Interview Preparation 

Preparation for interviews is key, and as the saying goes “failing to prepare is preparing to fail.” This is very true so here are some pointers that will help you to prepare.

Company

Research the company on the internet, understand what they do, the market they are in and, if possible, who are their competitors. You are unlikely to be quizzed extensively, but you will be expected to know the basics. If you want to make notes on cards or in a notebook that is OK, a potential employer will not have a problem with this.

If you have been invited for interview directly by a company, ask what the format of the interview will be. Employers will not mind you asking, and it will help you better prepare.

If you are submitted by an agency ensure that you ask the same question, but also, as they will know their client, ask them about the culture of the company, as this will also help you prepare as you will understand more about their expectations.

Job Specs/Job Descriptions

In a perfect world there will always be a job description and person specification, but unfortunately this is not always the case. If not, do not panic, the employer will explain the role in the interview. It will not allow you to do a lot of preparation in this area, but in such circumstances review the advert and use that as a point of reference.

If there is a description/specification available review each point and compare it to your experience and skills. A good tip is to make notes as to where you gained that experience or skill, and if you can demonstrate of situations you will not go far wrong. To have it written down will help you, and again if you want to, take the notes with you. It will help you relax as you can always refer to them. It is not an issue to take notes in as you are showing the employer that you have thought about things and prepared.

Make sure you know your CV. It is likely that you will be asked to talk through it, so have a copy with you.

Prepare some questions. You may find that they have been answered during the interview but have them in your back pocket. If they ask if you have any questions tell them that you did, but they have been answered.

Different Types of Interview

Telephone Interview these are a quick way for employers and agencies to screen your suitability before submitting your details, if it is an agency, or inviting you to a face-to-face meeting if it’s a company. Telephone interviews tend to be relatively short and are used to establish your current situation, your motivations, what you are looking for and why you are looking for a new opportunity. Have all your preparation notes with you.

Physical face to face:

• Establish the company’s Covid protocols ie no hand shaking, social distancing etc

• Ensure you know where you are going

• Carry out a dry run if possible

• Clarify the dress code but if in doubt dress smartly

Virtual Face to Face

• Find a quiet place where there will be no interruptions

• Test your equipment to make sure it is working

• Dress smartly, you may be at home but treat it as a normal face to face meeting

Virtual interviews are becoming the new norm and everybody, including employers, are finding their feet, so it is something to be embraced, not feared. Making personal reference to your location can be an ice breaker and can help set the tone of the interview. These are strange times so use the changes to your advantage.
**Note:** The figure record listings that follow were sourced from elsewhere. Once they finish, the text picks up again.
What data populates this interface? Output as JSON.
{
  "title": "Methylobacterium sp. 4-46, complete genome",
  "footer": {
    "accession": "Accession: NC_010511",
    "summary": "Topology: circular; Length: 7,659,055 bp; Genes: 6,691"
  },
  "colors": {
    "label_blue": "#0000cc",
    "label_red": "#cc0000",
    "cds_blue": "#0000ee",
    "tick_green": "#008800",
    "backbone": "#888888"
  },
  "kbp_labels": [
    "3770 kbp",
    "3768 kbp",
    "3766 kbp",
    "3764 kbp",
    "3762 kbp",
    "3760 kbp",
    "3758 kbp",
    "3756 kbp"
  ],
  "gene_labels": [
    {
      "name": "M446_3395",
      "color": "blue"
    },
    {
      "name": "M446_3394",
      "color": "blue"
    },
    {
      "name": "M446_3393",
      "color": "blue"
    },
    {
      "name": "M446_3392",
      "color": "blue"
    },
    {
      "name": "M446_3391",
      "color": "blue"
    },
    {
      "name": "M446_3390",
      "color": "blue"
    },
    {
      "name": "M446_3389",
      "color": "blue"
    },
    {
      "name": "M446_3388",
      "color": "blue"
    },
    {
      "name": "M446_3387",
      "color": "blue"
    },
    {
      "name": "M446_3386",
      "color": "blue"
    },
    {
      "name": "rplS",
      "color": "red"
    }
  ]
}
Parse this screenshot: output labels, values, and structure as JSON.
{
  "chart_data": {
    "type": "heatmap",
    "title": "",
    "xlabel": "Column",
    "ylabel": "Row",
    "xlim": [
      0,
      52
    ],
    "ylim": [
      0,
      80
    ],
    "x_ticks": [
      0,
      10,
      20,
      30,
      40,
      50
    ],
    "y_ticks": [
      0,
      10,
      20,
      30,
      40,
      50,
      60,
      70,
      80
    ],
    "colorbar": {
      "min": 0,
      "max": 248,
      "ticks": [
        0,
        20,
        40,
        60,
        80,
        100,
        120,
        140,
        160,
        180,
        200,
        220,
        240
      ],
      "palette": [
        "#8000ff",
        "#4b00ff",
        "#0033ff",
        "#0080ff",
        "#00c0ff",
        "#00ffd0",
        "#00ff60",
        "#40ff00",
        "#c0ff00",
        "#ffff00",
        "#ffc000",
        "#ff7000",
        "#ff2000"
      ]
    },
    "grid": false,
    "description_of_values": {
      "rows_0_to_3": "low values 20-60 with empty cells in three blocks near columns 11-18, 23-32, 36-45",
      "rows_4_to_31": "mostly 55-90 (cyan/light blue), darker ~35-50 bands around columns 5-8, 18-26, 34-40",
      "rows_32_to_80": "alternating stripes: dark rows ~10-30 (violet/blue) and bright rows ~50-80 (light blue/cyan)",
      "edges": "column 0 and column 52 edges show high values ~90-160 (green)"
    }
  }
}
The types of questions that can be asked at these interviews include:

Verification these are effectively fact checking questions based on your CV.

Competency based  this is where you will be asked to explain or give examples of how you have dealt with particular situations which will link back to the job description and will enable the interviewer to match your experience against the role.

Behavioural these are to understand your approach to situations and give an insight to you as a person.

Nonsense these are not used as frequently but can include questions such as “if you were an animal, what animal would you be?” These are used to see how you think on your feet. 

Assessment Centres

Assessment centres are used most frequently when a client is looking for more than one person. It gives employers the chance to assess candidates’ skills and interactions within a group environment and make comparisons.

They are made up from a mixture of tasks and activities which are designed to assess certain skills. These can include groupwork, problem solving, presentations and psychometric tests. In most cases, when an assessment centre appointment is confirmed you will receive an agenda for the day, but not details of the tasks themselves unless they specifically want you to prepare something in advance.

Of course, now assessment centres are not being carried out due to the pandemic, but you never know, they may become virtual.

General Advice for all Interviews

• Prepare, prepare, prepare

• Be yourself

• Know what you want from the interview, do not forget, it is a two-way meeting

• Try not to be nervous and do not panic

• Try to enjoy the interview.

Post Interview

If you are submitted for a role by an agency always call them to give your feedback. They can feed your thoughts back to their client. You may want to ask them to pass on your thanks for the interviewer’s time, and they can do this either verbally or in writing.

If you applied direct and the interviewer gave you their contact details, send a thankyou email. It never does any harm to be polite.

With regards to chasing feedback, establish the timescales that have been set and chase it up.